Born: July 3, 1954; Died: April 5, 2014,aged 59.

Gordon Smith, who has died aged 59, was a former Scotland Under-23 full-back. He was born in Partick, but raised in Drumchapel, learning the game with the Glasgow United Boys Club team.

This had proved to be a profitable recruiting ground for St Johnstone, and when future Scotland boss Willie Ormond snapped up Smith in November 1969, the 15-year-old was following in the footsteps of Alex Macdonald and John Connolly, both of whom had gone to Perth from United.

Back then, Smith was a midfielder, making his first-team debut in that role, against Montrose, at Links Park, on 30 August, 1972. However, after Ormond left to manage Scotland, Smith was switched to full-back, to such good effect that he won four Scotland Under-23 caps, twice facing each of Denmark and Romania in the European Under-23 Championships qualifying round of season 1975-76. He was only the third Perth Saint to be selected for the Under-23 squad.
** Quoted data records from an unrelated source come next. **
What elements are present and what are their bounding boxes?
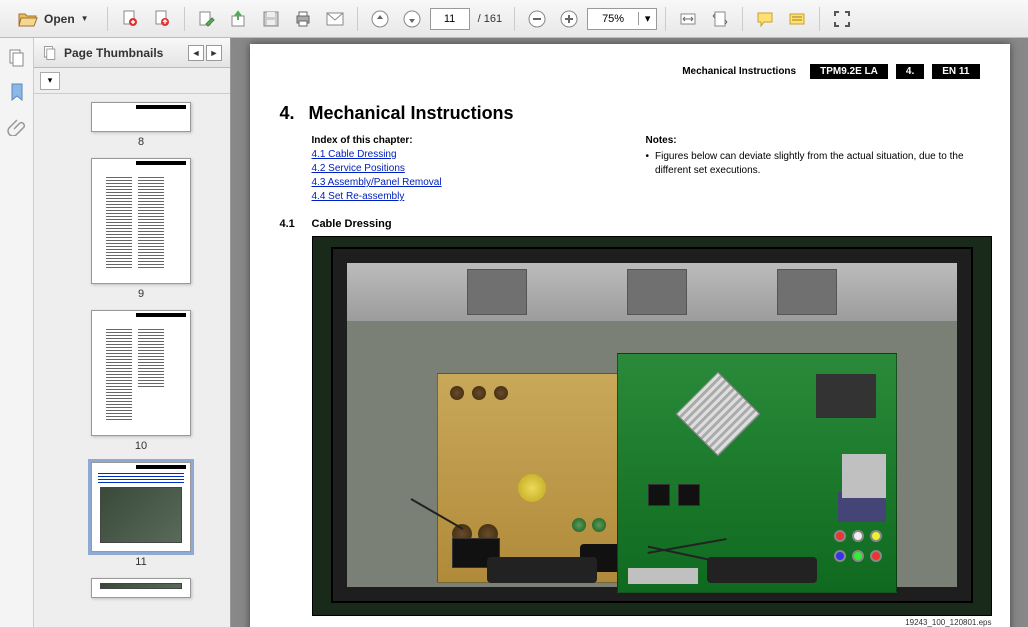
thumbnail[interactable] <box>91 310 191 436</box>
thumbnail-item: 11 <box>52 462 230 568</box>
print-icon <box>294 10 312 28</box>
prev-page-button[interactable] <box>366 5 394 33</box>
left-rail <box>0 38 34 627</box>
highlight-icon <box>788 11 806 27</box>
index-link[interactable]: 4.1 Cable Dressing <box>312 148 646 162</box>
page-plus-icon <box>121 10 139 28</box>
thumbnail-item: 10 <box>52 310 230 452</box>
figure-caption: 19243_100_120801.eps 120801 <box>312 618 992 627</box>
notes-column: Notes: • Figures below can deviate sligh… <box>646 134 980 204</box>
fullscreen-icon <box>833 10 851 28</box>
main-toolbar: Open ▼ / 161 ▾ <box>0 0 1028 38</box>
notes-heading: Notes: <box>646 135 677 146</box>
open-button[interactable]: Open ▼ <box>8 11 99 27</box>
sidebar-header: Page Thumbnails ◄ ► <box>34 38 230 68</box>
zoom-in-button[interactable] <box>555 5 583 33</box>
thumbnail-item: 9 <box>52 158 230 300</box>
thumbnail-label: 8 <box>52 136 230 148</box>
page-number-input[interactable] <box>430 8 470 30</box>
document-page: Mechanical Instructions TPM9.2E LA 4. EN… <box>250 44 1010 627</box>
thumbnails-sidebar: Page Thumbnails ◄ ► ▾ 8 9 <box>34 38 231 627</box>
email-button[interactable] <box>321 5 349 33</box>
sidebar-toolbar: ▾ <box>34 68 230 94</box>
edit-button[interactable] <box>193 5 221 33</box>
print-button[interactable] <box>289 5 317 33</box>
zoom-dropdown-icon[interactable]: ▾ <box>638 12 656 25</box>
header-model: TPM9.2E LA <box>810 64 888 79</box>
section-title: Cable Dressing <box>312 218 392 230</box>
notes-text: Figures below can deviate slightly from … <box>655 150 979 178</box>
pencil-page-icon <box>198 10 216 28</box>
thumbnail-item: 8 <box>52 102 230 148</box>
arrow-down-icon <box>403 10 421 28</box>
plus-circle-icon <box>560 10 578 28</box>
thumbnail-label: 11 <box>52 556 230 568</box>
bullet-icon: • <box>646 150 650 178</box>
header-pageref: EN 11 <box>932 64 979 79</box>
index-link[interactable]: 4.3 Assembly/Panel Removal <box>312 176 646 190</box>
index-link[interactable]: 4.4 Set Re-assembly <box>312 190 646 204</box>
page-arrow-icon <box>153 10 171 28</box>
pages-icon <box>42 45 58 61</box>
page-running-header: Mechanical Instructions TPM9.2E LA 4. EN… <box>280 64 980 79</box>
zoom-out-button[interactable] <box>523 5 551 33</box>
thumbnails-tab-button[interactable] <box>7 48 27 68</box>
thumbnail-label: 9 <box>52 288 230 300</box>
speech-bubble-icon <box>756 11 774 27</box>
zoom-input[interactable] <box>588 13 638 25</box>
create-pdf-button[interactable] <box>116 5 144 33</box>
attachments-tab-button[interactable] <box>7 116 27 136</box>
sidebar-prev-button[interactable]: ◄ <box>188 45 204 61</box>
fit-page-icon <box>711 10 729 28</box>
fit-width-button[interactable] <box>674 5 702 33</box>
minus-circle-icon <box>528 10 546 28</box>
arrow-up-icon <box>371 10 389 28</box>
thumbnail[interactable] <box>91 158 191 284</box>
chapter-title: Mechanical Instructions <box>309 103 514 124</box>
index-column: Index of this chapter: 4.1 Cable Dressin… <box>312 134 646 204</box>
save-button[interactable] <box>257 5 285 33</box>
chevron-down-icon: ▼ <box>81 14 89 23</box>
chapter-number: 4. <box>280 103 295 124</box>
thumbnail-label: 10 <box>52 440 230 452</box>
document-viewport[interactable]: Mechanical Instructions TPM9.2E LA 4. EN… <box>231 38 1028 627</box>
next-page-button[interactable] <box>398 5 426 33</box>
fit-width-icon <box>679 10 697 28</box>
bookmark-icon <box>7 82 27 102</box>
index-heading: Index of this chapter: <box>312 135 413 146</box>
thumbnail[interactable] <box>91 102 191 132</box>
sidebar-title: Page Thumbnails <box>64 46 163 60</box>
sidebar-options-button[interactable]: ▾ <box>40 72 60 90</box>
section-number: 4.1 <box>280 218 298 230</box>
envelope-icon <box>326 12 344 26</box>
fullscreen-button[interactable] <box>828 5 856 33</box>
folder-open-icon <box>18 11 38 27</box>
save-icon <box>262 10 280 28</box>
thumbnail-item <box>52 578 230 598</box>
page-total-label: / 161 <box>474 13 506 25</box>
thumbnail[interactable] <box>91 462 191 552</box>
header-section: Mechanical Instructions <box>676 64 802 79</box>
index-link[interactable]: 4.2 Service Positions <box>312 162 646 176</box>
figure-image <box>312 236 992 616</box>
export-icon <box>230 10 248 28</box>
bookmarks-tab-button[interactable] <box>7 82 27 102</box>
zoom-select[interactable]: ▾ <box>587 8 657 30</box>
paperclip-icon <box>7 116 27 136</box>
sidebar-next-button[interactable]: ► <box>206 45 222 61</box>
export-button[interactable] <box>225 5 253 33</box>
highlight-button[interactable] <box>783 5 811 33</box>
comment-button[interactable] <box>751 5 779 33</box>
convert-pdf-button[interactable] <box>148 5 176 33</box>
thumbnail[interactable] <box>91 578 191 598</box>
thumbnails-list[interactable]: 8 9 10 <box>34 94 230 627</box>
pages-icon <box>7 48 27 68</box>
open-label: Open <box>44 12 75 26</box>
fit-page-button[interactable] <box>706 5 734 33</box>
header-chapter: 4. <box>896 64 924 79</box>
The St Johnstone player was in good company in those Under-23 squads. Alan Rough was the goalkeeper, Frankie Gray his full-back partner; the central defenders were Alan Hansen, David Narey and Willie Miller, while Andy Gray, Willie Pettigrew, Alfie Conn Jnr and the other Gordon Smith, the subsequent SFA chief executive, were amongst the forwards.

He had played his part in getting Saints into the inaugural Premier Division that season but that first Premier League campaign was a disaster for the Perth club, who were relegated and, with the club facing severe financial pressure the following season, when Aston Villa offered what was then, for them, a club record fee of £80,000, Smith, after 118 games for Saints, swapped central Scotland for the English Midlands.
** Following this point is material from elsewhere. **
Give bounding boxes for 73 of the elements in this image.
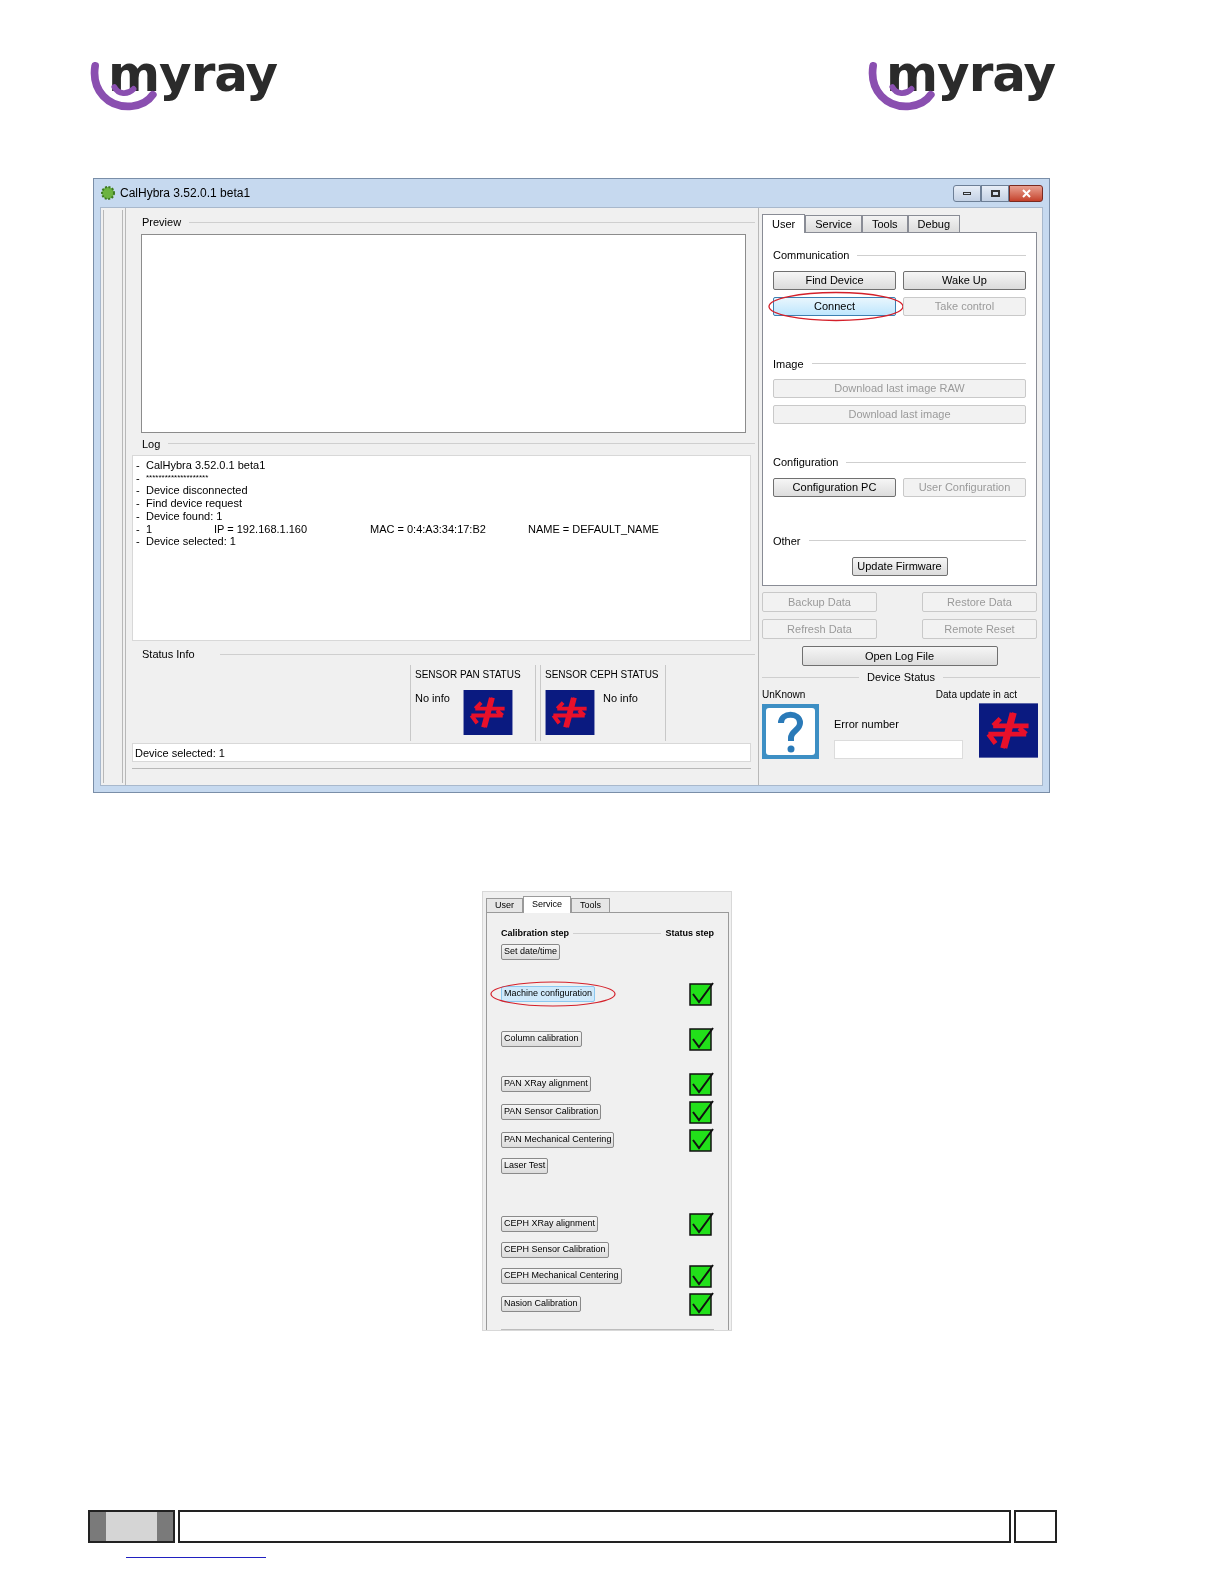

In three seasons at Villa Park, he played nearly 100 games for the club, including an appearance, off the bench, in the English League Cup final, in his first season in Birmingham, in 1977. Indeed, it was from his cross that Villa legend Brian Little scored the cup-winning goal in the match, against Everton, at Old Trafford.

From Villa Park, he moved further south, after Tottenham Hotspur paid £150,000 to take him to White Hart Lane in 1979. He played around 50 games for Spurs during his three seasons with the club. He was in the squad for the 1981 FA Cup Final but had to watch from the stands.

From Tottenham, he returned to the Midlands, to join Wolverhampton Wanderers, for whom he played some 50 games during three seasons interrupted by injury.

He then crossed the Atlantic to play for Phoenix Pride and Pittsburg Spirit in the North American Indoor League, after which he retired and returned to his native Glasgow.

After football, he ran a company selling and installing advertising boards at football grounds across Europe, working mainly for companies associated with the Champions League.

Smith died after a short illness and is survived by his wife Elaine and children Sadie and Cameron.